Attraverso interviste a collaboratori e amici (tra cui Martin Scorsese, Jack Nicholson, Robert De Niro, Peter Fonda, Peter Bogdanovich) e allo stesso Corman, se ne ricostruisce la carriera e le “avventure” che hanno sempre accompagnato la realizzazione dei suoi film facendone spesso dei cult, riferimenti esemplari di guerrilla filmmaking.

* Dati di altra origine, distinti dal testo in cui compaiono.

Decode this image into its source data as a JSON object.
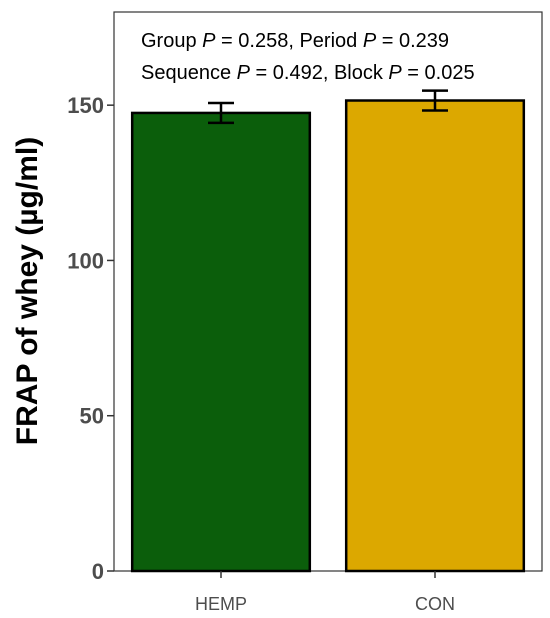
{
  "chart_data": {
    "type": "bar",
    "categories": [
      "HEMP",
      "CON"
    ],
    "values": [
      147.5,
      151.5
    ],
    "errors": [
      3.2,
      3.2
    ],
    "colors": [
      "#0b5e0b",
      "#dca800"
    ],
    "ylabel": "FRAP of whey (µg/ml)",
    "xlabel": "",
    "ylim": [
      0,
      180
    ],
    "yticks": [
      0,
      50,
      100,
      150
    ],
    "grid": false,
    "annotations": [
      [
        {
          "text": "Group ",
          "italic": false
        },
        {
          "text": "P",
          "italic": true
        },
        {
          "text": " = 0.258, Period ",
          "italic": false
        },
        {
          "text": "P",
          "italic": true
        },
        {
          "text": " = 0.239",
          "italic": false
        }
      ],
      [
        {
          "text": "Sequence ",
          "italic": false
        },
        {
          "text": "P",
          "italic": true
        },
        {
          "text": " = 0.492, Block ",
          "italic": false
        },
        {
          "text": "P",
          "italic": true
        },
        {
          "text": " = 0.025",
          "italic": false
        }
      ]
    ]
  }
}
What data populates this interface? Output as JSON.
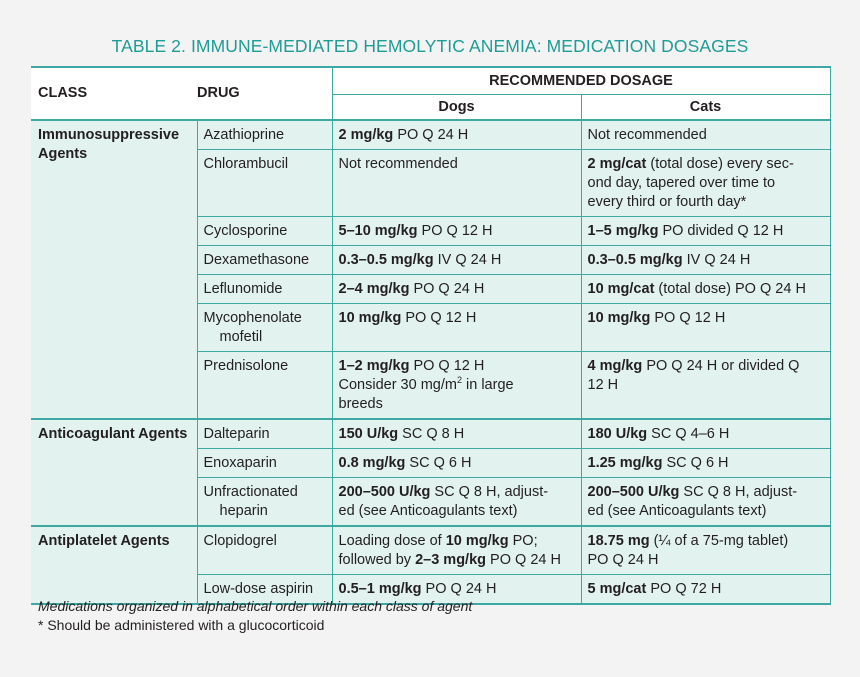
{
  "title": "TABLE 2. IMMUNE-MEDIATED HEMOLYTIC ANEMIA: MEDICATION DOSAGES",
  "headers": {
    "class": "CLASS",
    "drug": "DRUG",
    "recommended": "RECOMMENDED DOSAGE",
    "dogs": "Dogs",
    "cats": "Cats"
  },
  "rows": [
    {
      "class": "Immunosuppressive Agents",
      "drug": [
        "Azathioprine"
      ],
      "dogs": [
        [
          "b",
          "2 mg/kg"
        ],
        [
          "t",
          " PO Q 24 H"
        ]
      ],
      "cats": [
        [
          "t",
          "Not recommended"
        ]
      ]
    },
    {
      "drug": [
        "Chlorambucil"
      ],
      "dogs": [
        [
          "t",
          "Not recommended"
        ]
      ],
      "cats": [
        [
          "b",
          "2 mg/cat"
        ],
        [
          "t",
          " (total dose) every sec-"
        ],
        [
          "br"
        ],
        [
          "t",
          "ond day, tapered over time to"
        ],
        [
          "br"
        ],
        [
          "t",
          "every third or fourth day*"
        ]
      ]
    },
    {
      "drug": [
        "Cyclosporine"
      ],
      "dogs": [
        [
          "b",
          "5–10 mg/kg"
        ],
        [
          "t",
          " PO Q 12 H"
        ]
      ],
      "cats": [
        [
          "b",
          "1–5 mg/kg"
        ],
        [
          "t",
          " PO divided Q 12 H"
        ]
      ]
    },
    {
      "drug": [
        "Dexamethasone"
      ],
      "dogs": [
        [
          "b",
          "0.3–0.5 mg/kg"
        ],
        [
          "t",
          " IV Q 24 H"
        ]
      ],
      "cats": [
        [
          "b",
          "0.3–0.5 mg/kg"
        ],
        [
          "t",
          " IV Q 24 H"
        ]
      ]
    },
    {
      "drug": [
        "Leflunomide"
      ],
      "dogs": [
        [
          "b",
          "2–4 mg/kg"
        ],
        [
          "t",
          " PO Q 24 H"
        ]
      ],
      "cats": [
        [
          "b",
          "10 mg/cat"
        ],
        [
          "t",
          " (total dose) PO Q 24 H"
        ]
      ]
    },
    {
      "drug": [
        "Mycophenolate",
        "mofetil"
      ],
      "dogs": [
        [
          "b",
          "10 mg/kg"
        ],
        [
          "t",
          " PO Q 12 H"
        ]
      ],
      "cats": [
        [
          "b",
          "10 mg/kg"
        ],
        [
          "t",
          " PO Q 12 H"
        ]
      ]
    },
    {
      "drug": [
        "Prednisolone"
      ],
      "dogs": [
        [
          "b",
          "1–2 mg/kg"
        ],
        [
          "t",
          " PO Q 12 H"
        ],
        [
          "br"
        ],
        [
          "t",
          "Consider 30 mg/m"
        ],
        [
          "sup",
          "2"
        ],
        [
          "t",
          " in large"
        ],
        [
          "br"
        ],
        [
          "t",
          "breeds"
        ]
      ],
      "cats": [
        [
          "b",
          "4 mg/kg"
        ],
        [
          "t",
          " PO Q 24 H or divided Q"
        ],
        [
          "br"
        ],
        [
          "t",
          "12 H"
        ]
      ]
    },
    {
      "class": "Anticoagulant Agents",
      "drug": [
        "Dalteparin"
      ],
      "dogs": [
        [
          "b",
          "150 U/kg"
        ],
        [
          "t",
          " SC Q 8 H"
        ]
      ],
      "cats": [
        [
          "b",
          "180 U/kg"
        ],
        [
          "t",
          " SC Q 4–6 H"
        ]
      ]
    },
    {
      "drug": [
        "Enoxaparin"
      ],
      "dogs": [
        [
          "b",
          "0.8 mg/kg"
        ],
        [
          "t",
          " SC Q 6 H"
        ]
      ],
      "cats": [
        [
          "b",
          "1.25 mg/kg"
        ],
        [
          "t",
          " SC Q 6 H"
        ]
      ]
    },
    {
      "drug": [
        "Unfractionated",
        "heparin"
      ],
      "dogs": [
        [
          "b",
          "200–500 U/kg"
        ],
        [
          "t",
          " SC Q 8 H, adjust-"
        ],
        [
          "br"
        ],
        [
          "t",
          "ed (see Anticoagulants text)"
        ]
      ],
      "cats": [
        [
          "b",
          "200–500 U/kg"
        ],
        [
          "t",
          " SC Q 8 H, adjust-"
        ],
        [
          "br"
        ],
        [
          "t",
          "ed (see Anticoagulants text)"
        ]
      ]
    },
    {
      "class": "Antiplatelet Agents",
      "drug": [
        "Clopidogrel"
      ],
      "dogs": [
        [
          "t",
          "Loading dose of "
        ],
        [
          "b",
          "10 mg/kg"
        ],
        [
          "t",
          " PO;"
        ],
        [
          "br"
        ],
        [
          "t",
          "followed by "
        ],
        [
          "b",
          "2–3 mg/kg"
        ],
        [
          "t",
          " PO Q 24 H"
        ]
      ],
      "cats": [
        [
          "b",
          "18.75 mg"
        ],
        [
          "t",
          " (¼ of a 75-mg tablet)"
        ],
        [
          "br"
        ],
        [
          "t",
          "PO Q 24 H"
        ]
      ]
    },
    {
      "drug": [
        "Low-dose aspirin"
      ],
      "dogs": [
        [
          "b",
          "0.5–1 mg/kg"
        ],
        [
          "t",
          " PO Q 24 H"
        ]
      ],
      "cats": [
        [
          "b",
          "5 mg/cat"
        ],
        [
          "t",
          " PO Q 72 H"
        ]
      ]
    }
  ],
  "footnotes": [
    "Medications organized in alphabetical order within each class of agent",
    "* Should be administered with a glucocorticoid"
  ]
}
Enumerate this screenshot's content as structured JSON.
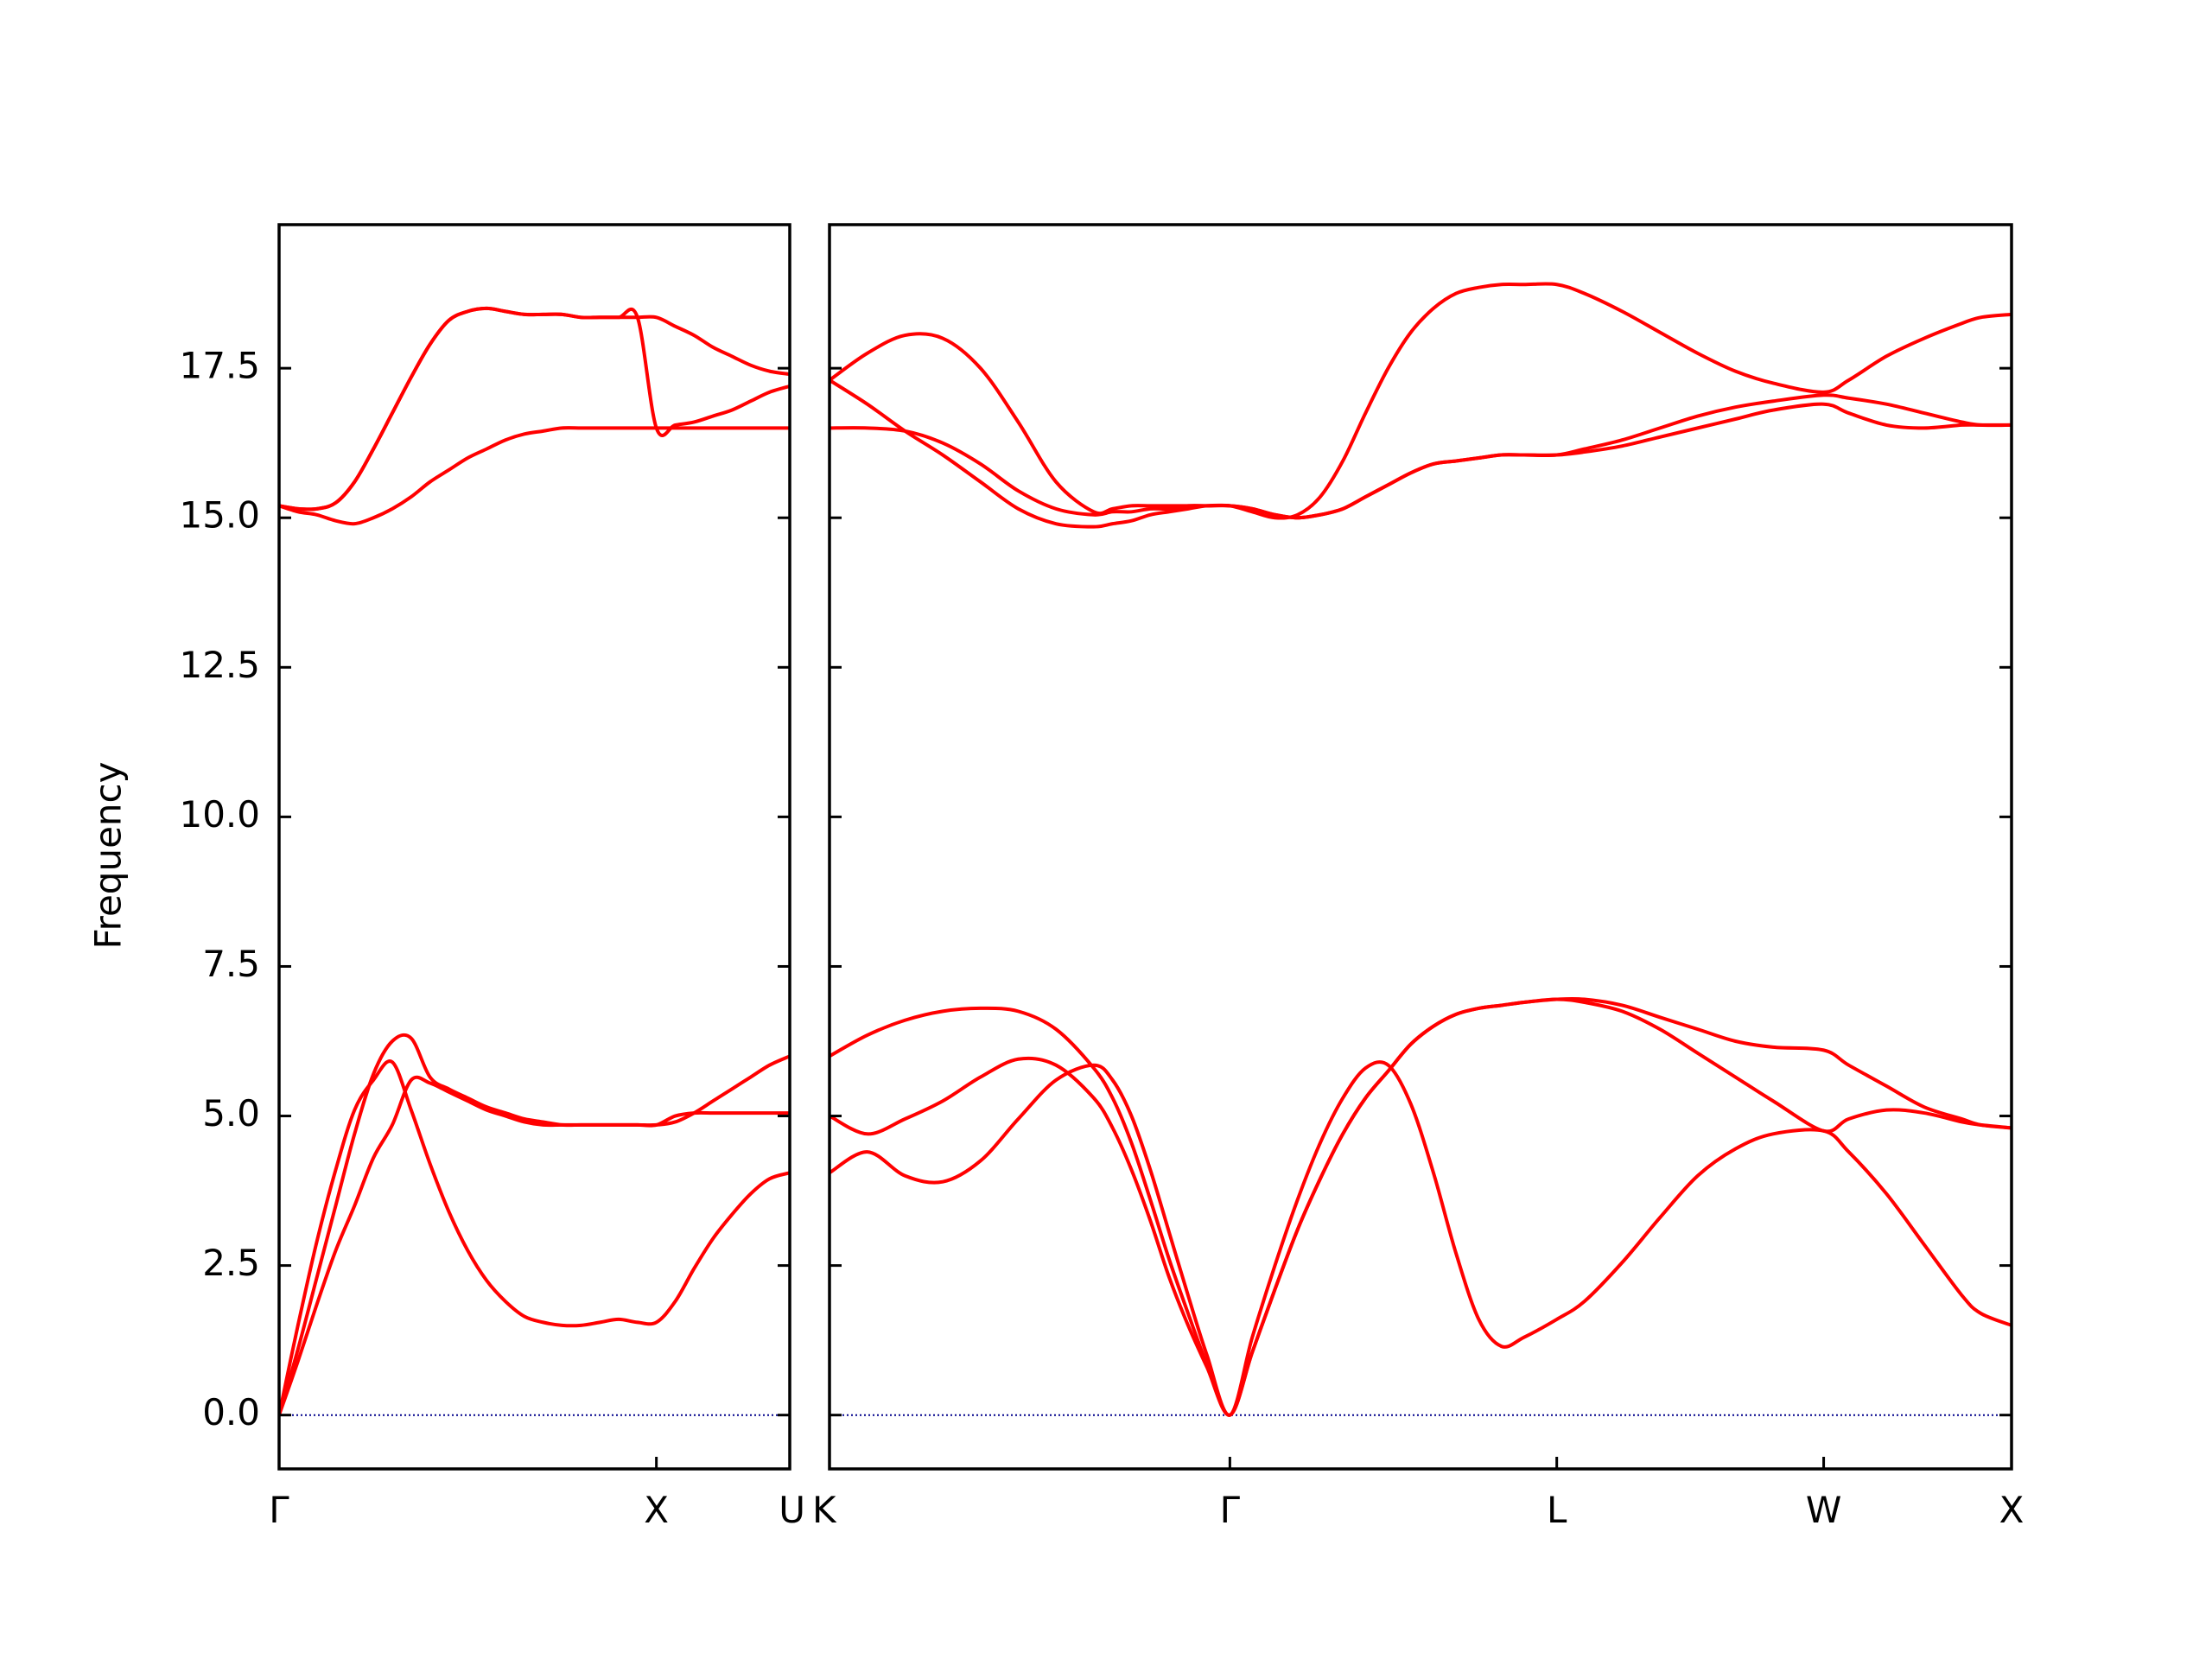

Gli aneddoti si susseguono a ritmo incalzante in un’atmosfera tra il celebrativo e il nostalgico di un tempo e uno stile che ormai non esiste più. Su tale assenza riflette proprio l’ultima parte del documentario, incentrata sul parziale allontanamento di Corman dall’ambiente cinematografico nei primi anni Ottanta, quando, causa i mutamenti degli stili di produzione, il regista si trova – come successe a George Méliès – a non poter più rispondere alle nuove esigenze commerciali. Questo però non per impossibilità tecnico-produttive come per il pioniere del cinema francese, bensì per una questione puramente etica ed artistica. Trovando in Guerre stellari il segno lampante di tale mutamento, Corman sostiene che: “i grandi studios cominciarono a capire che ciò che facevamo noi con pochi dollari, loro potevano farlo con milioni”, esprimendo così il disappunto verso le nuove, prepotenti logiche di mercato, che hanno reso vetusto in poco tempo tutta la tradizione “artigianale” del cinema d’exploitation, che trova il proprio pressoché unico canale di distribuzione nell’home video.
È dunque nei ringraziamenti che Quentin Tarantino e Jonathan Demme rivolgono al loro maestro in occasione della sua premiazione agli Oscar e nella finale commozione di Nicholson, che si riassume ciò che è (stata) l’opera di Corman nel panorama cinematografico americano: una piccola bottega di splendori.